As I’ve been saying all week, true tales can important lessons. That’s why I’m devoting, this week’s Bankruptcy in Indiana articles to vignettes that emphasize the way the new bankruptcy laws of Indiana (and, in fact, the whole federal bankruptcy system) work.
Not only is today’s tale true, it’s actually about the truth and what an important role telling the truth plays when filing personal bankruptcy. As a longtime debt consolidation lawyer, I’m often called upon to help stop foreclosure, so this story was particularly of interest because it involves a foreclosure.
Here, briefly, is what happened when Mr. C. filed Chapter 13 bankruptcy:
- C. owned a residential property with rental units. That property was facing foreclosure by Saxon Mortgage, the lender.
- In the bankruptcy hearing, Mr. C. represented to the court that the property had never been leased out. In truth, a realtor had secured at least two rental contracts with him.
At all five of our Zuckerberg bankruptcy law offices, one of the first things all of our attorneys for bankruptcy stress with our clients is that the bankruptcy system is a sort of honor system.

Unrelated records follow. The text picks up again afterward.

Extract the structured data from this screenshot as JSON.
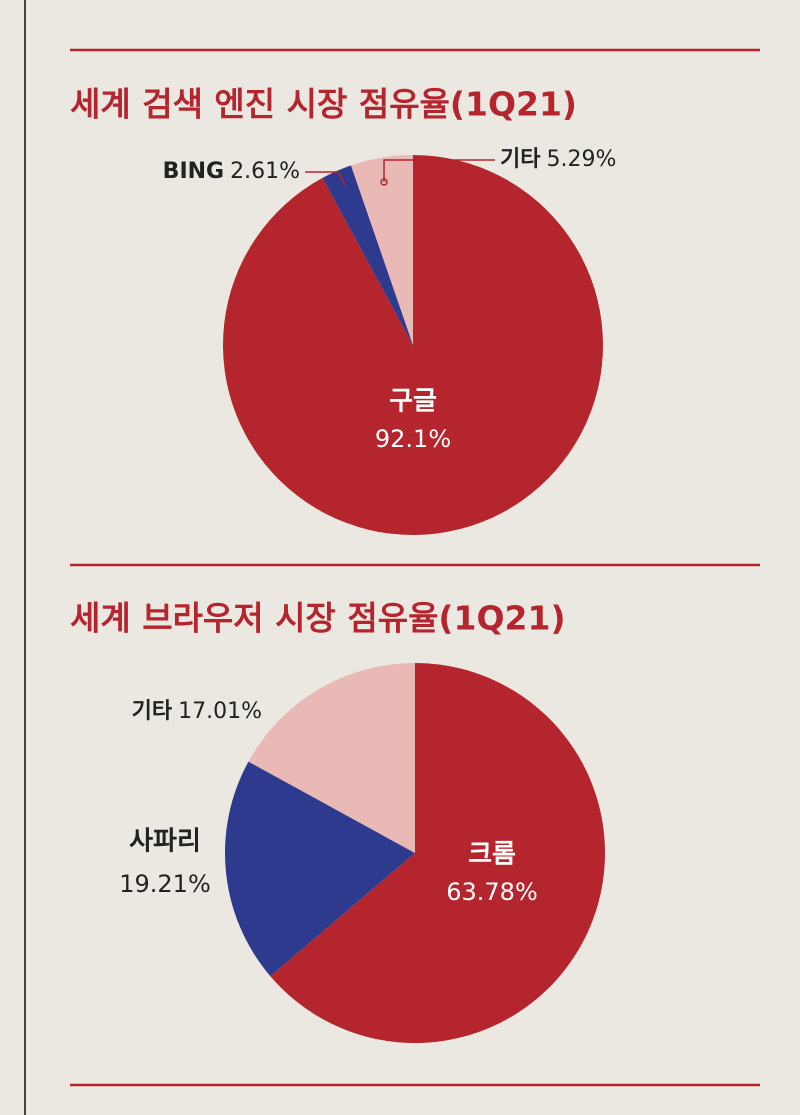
{
  "chart_data": [
    {
      "type": "pie",
      "title": "세계 검색 엔진 시장 점유율(1Q21)",
      "categories": [
        "구글",
        "BING",
        "기타"
      ],
      "values": [
        92.1,
        2.61,
        5.29
      ],
      "value_labels": [
        "92.1%",
        "2.61%",
        "5.29%"
      ],
      "colors": [
        "#b5252d",
        "#2d3a8e",
        "#e9b9b6"
      ]
    },
    {
      "type": "pie",
      "title": "세계 브라우저 시장 점유율(1Q21)",
      "categories": [
        "크롬",
        "사파리",
        "기타"
      ],
      "values": [
        63.78,
        19.21,
        17.01
      ],
      "value_labels": [
        "63.78%",
        "19.21%",
        "17.01%"
      ],
      "colors": [
        "#b5252d",
        "#2d3a8e",
        "#e9b9b6"
      ]
    }
  ]
}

Our most important job is helping clients gather and organize information about their assets and their income to present in the paperwork we submit to the bankruptcy court. . That financial disclosure process has to be done correctly, and if mistakes are made, not only can the petition fail, but debtors could expose themselves to criminal charges! That’s precisely what’s happening now with Mr. C. Not only won’t the bankruptcy system protect him, he’s actually broken the law!
Most of the time, as one of my Columbus bankruptcy lawyer colleagues reminds me, debtors don’t set out to hide anything. They just don’t realize what needs to be disclosed and how. That’s where our 26 years’ experience in Indiana bankruptcy law really comes into play!